Growing wildfire prompts warning for Alberta town to prepare for evacuation
By The Canadian Press
By The Canadian Press
Health & Safety
HIGH LEVEL, Alta. – Residents of a northern Alberta town are being told to be ready to evacuate at any time as an out-of-control wildfire, fanned by strong winds and dry conditions, continues to grow.
The Town of High Level announced Monday that residents should fill their gas tanks, gather important documents and prepare food and water in case an evacuation order is issued. The town also says fire crews will be setting up sprinklers in various places.
The province’s wildfire information centre says the Chuckegg Creek fire has grown to approximately 69,000 hectares in size and is now just five kilometres south of High Level.
On Sunday, the blaze was about 25 kilometres away and officials estimated it at about 25,000 hectares.
It says that the town, which has over 3,000 residents, isn’t in immediate danger but that residents should be vigilant as the situation could change rapidly.
“We are currently under a dry airmass that is not moving. The airmass brings higher temperatures and very low relative humidity, combined with strong gusty winds that is creating a challenging environment for firefighters,” a news release from the province said Monday about the High Level forest area.
“This weather is expected to extend through the rest of the week.

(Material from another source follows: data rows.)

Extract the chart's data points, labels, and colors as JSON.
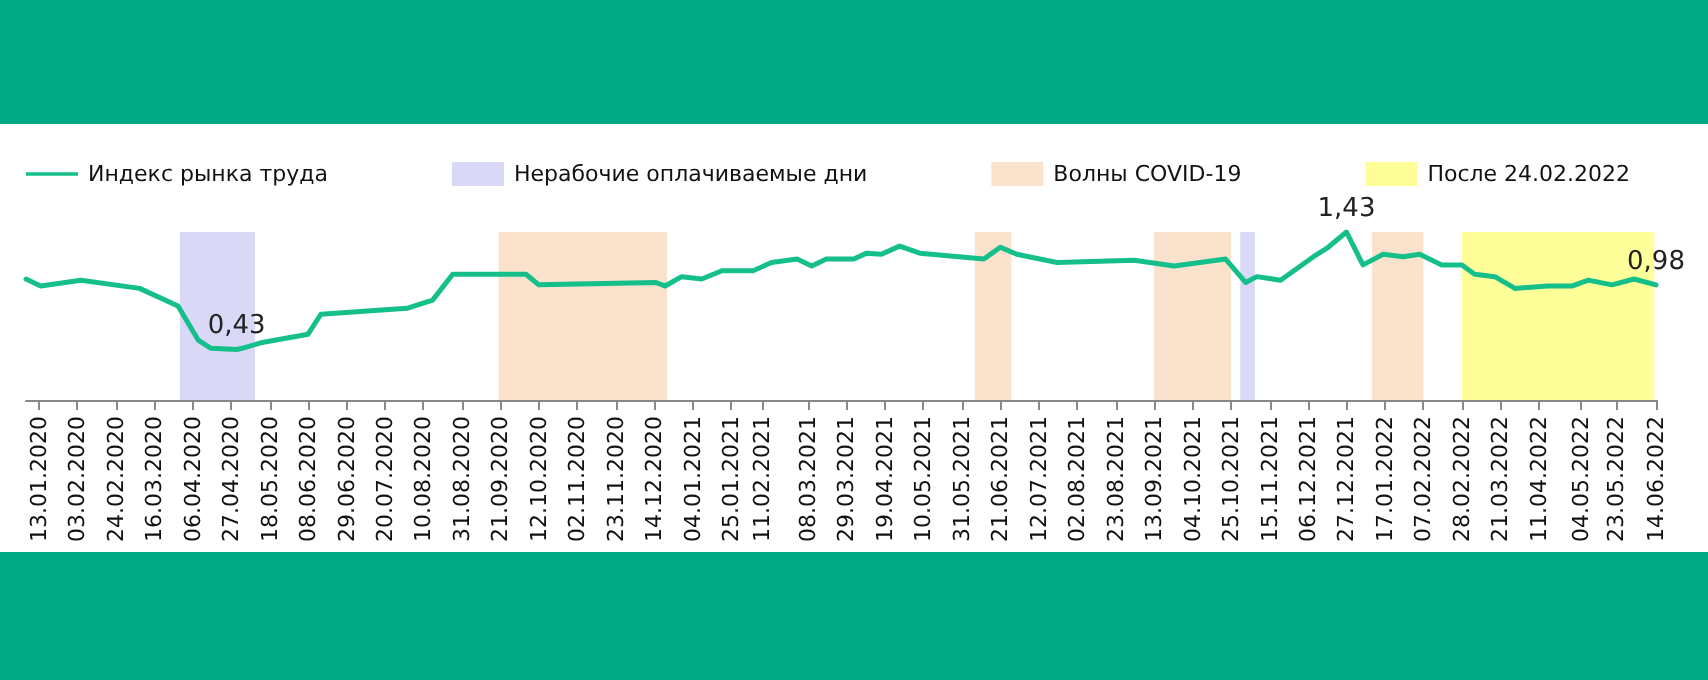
{
  "chart_data": {
    "type": "line",
    "legend": "top left",
    "marker": "none",
    "line_style": "solid",
    "grid": false,
    "tick_labels": "x",
    "xlim": [
      "2020-01-06",
      "2022-06-14"
    ],
    "xticks": [
      {
        "value": "2020-01-13",
        "label": "13.01.2020"
      },
      {
        "value": "2020-02-03",
        "label": "03.02.2020"
      },
      {
        "value": "2020-02-24",
        "label": "24.02.2020"
      },
      {
        "value": "2020-03-16",
        "label": "16.03.2020"
      },
      {
        "value": "2020-04-06",
        "label": "06.04.2020"
      },
      {
        "value": "2020-04-27",
        "label": "27.04.2020"
      },
      {
        "value": "2020-05-18",
        "label": "18.05.2020"
      },
      {
        "value": "2020-06-08",
        "label": "08.06.2020"
      },
      {
        "value": "2020-06-29",
        "label": "29.06.2020"
      },
      {
        "value": "2020-07-20",
        "label": "20.07.2020"
      },
      {
        "value": "2020-08-10",
        "label": "10.08.2020"
      },
      {
        "value": "2020-08-31",
        "label": "31.08.2020"
      },
      {
        "value": "2020-09-21",
        "label": "21.09.2020"
      },
      {
        "value": "2020-10-12",
        "label": "12.10.2020"
      },
      {
        "value": "2020-11-02",
        "label": "02.11.2020"
      },
      {
        "value": "2020-11-23",
        "label": "23.11.2020"
      },
      {
        "value": "2020-12-14",
        "label": "14.12.2020"
      },
      {
        "value": "2021-01-04",
        "label": "04.01.2021"
      },
      {
        "value": "2021-01-25",
        "label": "25.01.2021"
      },
      {
        "value": "2021-02-11",
        "label": "11.02.2021"
      },
      {
        "value": "2021-03-08",
        "label": "08.03.2021"
      },
      {
        "value": "2021-03-29",
        "label": "29.03.2021"
      },
      {
        "value": "2021-04-19",
        "label": "19.04.2021"
      },
      {
        "value": "2021-05-10",
        "label": "10.05.2021"
      },
      {
        "value": "2021-05-31",
        "label": "31.05.2021"
      },
      {
        "value": "2021-06-21",
        "label": "21.06.2021"
      },
      {
        "value": "2021-07-12",
        "label": "12.07.2021"
      },
      {
        "value": "2021-08-02",
        "label": "02.08.2021"
      },
      {
        "value": "2021-08-23",
        "label": "23.08.2021"
      },
      {
        "value": "2021-09-13",
        "label": "13.09.2021"
      },
      {
        "value": "2021-10-04",
        "label": "04.10.2021"
      },
      {
        "value": "2021-10-25",
        "label": "25.10.2021"
      },
      {
        "value": "2021-11-15",
        "label": "15.11.2021"
      },
      {
        "value": "2021-12-06",
        "label": "06.12.2021"
      },
      {
        "value": "2021-12-27",
        "label": "27.12.2021"
      },
      {
        "value": "2022-01-17",
        "label": "17.01.2022"
      },
      {
        "value": "2022-02-07",
        "label": "07.02.2022"
      },
      {
        "value": "2022-02-28",
        "label": "28.02.2022"
      },
      {
        "value": "2022-03-21",
        "label": "21.03.2022"
      },
      {
        "value": "2022-04-11",
        "label": "11.04.2022"
      },
      {
        "value": "2022-05-04",
        "label": "04.05.2022"
      },
      {
        "value": "2022-05-23",
        "label": "23.05.2022"
      },
      {
        "value": "2022-06-14",
        "label": "14.06.2022"
      }
    ],
    "series": [
      {
        "name": "Индекс рынка труда",
        "color": "#14bf8a",
        "x": [
          "2020-01-06",
          "2020-01-14",
          "2020-02-05",
          "2020-03-08",
          "2020-03-29",
          "2020-04-09",
          "2020-04-16",
          "2020-04-30",
          "2020-05-03",
          "2020-05-14",
          "2020-06-08",
          "2020-06-15",
          "2020-08-01",
          "2020-08-15",
          "2020-08-26",
          "2020-10-05",
          "2020-10-12",
          "2020-12-15",
          "2020-12-20",
          "2020-12-29",
          "2021-01-09",
          "2021-01-20",
          "2021-02-06",
          "2021-02-16",
          "2021-03-02",
          "2021-03-10",
          "2021-03-18",
          "2021-04-02",
          "2021-04-09",
          "2021-04-17",
          "2021-04-27",
          "2021-05-08",
          "2021-06-12",
          "2021-06-21",
          "2021-06-30",
          "2021-07-22",
          "2021-09-02",
          "2021-09-24",
          "2021-10-22",
          "2021-11-02",
          "2021-11-08",
          "2021-11-21",
          "2021-12-09",
          "2021-12-17",
          "2021-12-27",
          "2022-01-05",
          "2022-01-16",
          "2022-01-27",
          "2022-02-05",
          "2022-02-17",
          "2022-02-28",
          "2022-03-07",
          "2022-03-18",
          "2022-03-29",
          "2022-04-16",
          "2022-04-29",
          "2022-05-08",
          "2022-05-21",
          "2022-06-02",
          "2022-06-14"
        ],
        "values": [
          1.03,
          0.97,
          1.02,
          0.95,
          0.8,
          0.51,
          0.44,
          0.43,
          0.44,
          0.49,
          0.56,
          0.73,
          0.78,
          0.85,
          1.07,
          1.07,
          0.98,
          1.0,
          0.97,
          1.05,
          1.03,
          1.1,
          1.1,
          1.17,
          1.2,
          1.14,
          1.2,
          1.2,
          1.25,
          1.24,
          1.31,
          1.25,
          1.2,
          1.3,
          1.24,
          1.17,
          1.19,
          1.14,
          1.2,
          1.0,
          1.05,
          1.02,
          1.22,
          1.3,
          1.43,
          1.15,
          1.24,
          1.22,
          1.24,
          1.15,
          1.15,
          1.07,
          1.05,
          0.95,
          0.97,
          0.97,
          1.02,
          0.98,
          1.03,
          0.98
        ],
        "value_labels": [
          null,
          null,
          null,
          null,
          null,
          null,
          null,
          "0,43",
          null,
          null,
          null,
          null,
          null,
          null,
          null,
          null,
          null,
          null,
          null,
          null,
          null,
          null,
          null,
          null,
          null,
          null,
          null,
          null,
          null,
          null,
          null,
          null,
          null,
          null,
          null,
          null,
          null,
          null,
          null,
          null,
          null,
          null,
          null,
          null,
          "1,43",
          null,
          null,
          null,
          null,
          null,
          null,
          null,
          null,
          null,
          null,
          null,
          null,
          null,
          null,
          "0,98"
        ]
      }
    ],
    "bands": [
      {
        "axis": "x",
        "from": "2020-03-30",
        "to": "2020-05-10",
        "label": "Нерабочие оплачиваемые дни",
        "color": "#d9d9f7"
      },
      {
        "axis": "x",
        "from": "2021-10-30",
        "to": "2021-11-07",
        "color": "#d9d9f7"
      },
      {
        "axis": "x",
        "from": "2020-09-20",
        "to": "2020-12-21",
        "label": "Волны COVID-19",
        "color": "#fbe2cc"
      },
      {
        "axis": "x",
        "from": "2021-06-07",
        "to": "2021-06-27",
        "color": "#fbe2cc"
      },
      {
        "axis": "x",
        "from": "2021-09-13",
        "to": "2021-10-25",
        "color": "#fbe2cc"
      },
      {
        "axis": "x",
        "from": "2022-01-10",
        "to": "2022-02-07",
        "color": "#fbe2cc"
      },
      {
        "axis": "x",
        "from": "2022-02-28",
        "to": "2022-06-13",
        "label": "После 24.02.2022",
        "color": "#ffff99"
      }
    ]
  }
}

There is no rain in the forecast.”
The town’s website also said that the electricity was out in the community, First Nations in the area and Mackenzie County.

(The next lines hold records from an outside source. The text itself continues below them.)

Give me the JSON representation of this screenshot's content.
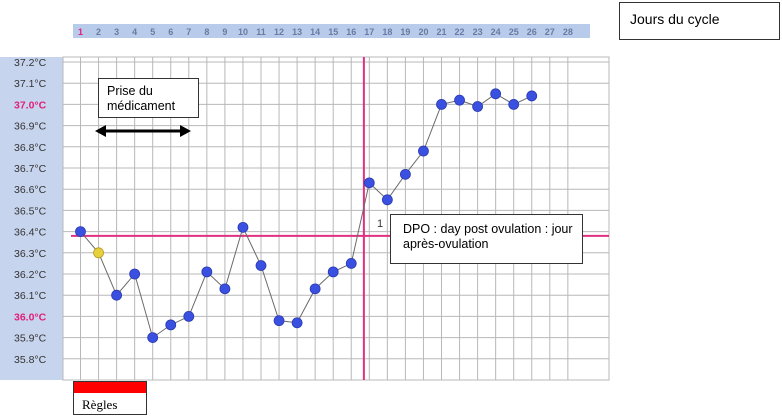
{
  "legend": {
    "label": "Jours du cycle"
  },
  "annotations": {
    "medication": "Prise du médicament",
    "dpo": "DPO : day post ovulation : jour après-ovulation",
    "dpo_marker": "1",
    "regles": "Règles"
  },
  "colors": {
    "day_strip": "#b9cbea",
    "day_text": "#6a7aa3",
    "day_highlight": "#e0207a",
    "grid": "#b8b8b8",
    "axis_strip": "#c7d4ee",
    "accent_line": "#e0307f",
    "point": "#3a50e0",
    "point_special": "#e6d03c",
    "series_line": "#6a6a6a",
    "regles": "#ff0000"
  },
  "chart_data": {
    "type": "line",
    "x": [
      1,
      2,
      3,
      4,
      5,
      6,
      7,
      8,
      9,
      10,
      11,
      12,
      13,
      14,
      15,
      16,
      17,
      18,
      19,
      20,
      21,
      22,
      23,
      24,
      25,
      26,
      27
    ],
    "xticks": [
      "1",
      "2",
      "3",
      "4",
      "5",
      "6",
      "7",
      "8",
      "9",
      "10",
      "11",
      "12",
      "13",
      "14",
      "15",
      "16",
      "17",
      "18",
      "19",
      "20",
      "21",
      "22",
      "23",
      "24",
      "25",
      "26",
      "27",
      "28"
    ],
    "yticks": [
      "37.2°C",
      "37.1°C",
      "37.0°C",
      "36.9°C",
      "36.8°C",
      "36.7°C",
      "36.6°C",
      "36.5°C",
      "36.4°C",
      "36.3°C",
      "36.2°C",
      "36.1°C",
      "36.0°C",
      "35.9°C",
      "35.8°C"
    ],
    "yticks_highlighted": [
      "37.0°C",
      "36.0°C"
    ],
    "series": [
      {
        "values": [
          36.4,
          36.3,
          36.1,
          36.2,
          35.9,
          35.96,
          36.0,
          36.21,
          36.13,
          36.42,
          36.24,
          35.98,
          35.97,
          36.13,
          36.21,
          36.25,
          36.63,
          36.55,
          36.67,
          36.78,
          37.0,
          37.02,
          36.99,
          37.05,
          37.0,
          37.04,
          null
        ]
      }
    ],
    "highlighted_point": {
      "x": 2,
      "y": 36.3
    },
    "coverline": 36.38,
    "ovulation_day": 16.7,
    "ylim": [
      35.7,
      37.2
    ],
    "xlim": [
      1,
      28
    ],
    "grid": true
  }
}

On Monday afternoon, Mackenzie County issued a mandatory evacuation order for residents south and southeast of High Level, and south of the Bushe River Reserve due to the wildfire threat.
Further south, Alberta Emergency Alert said that Highway 16, a major thoroughfare between Edmonton and Prince George B.C., reopened as of 12 a.m. Monday after traffic was closed in both directions due to a fire that crossed the roadway west of Edson, Alta., on Sunday.
People who were ordered to leave their rural homes in the area were allowed to return to gather supplies, medications, and other important belongings on Monday, but were told they may need to leave again if the fire situation changes.
They were also advised that if livestock and pets have been evacuated they should not be returned to the initial evacuation zones.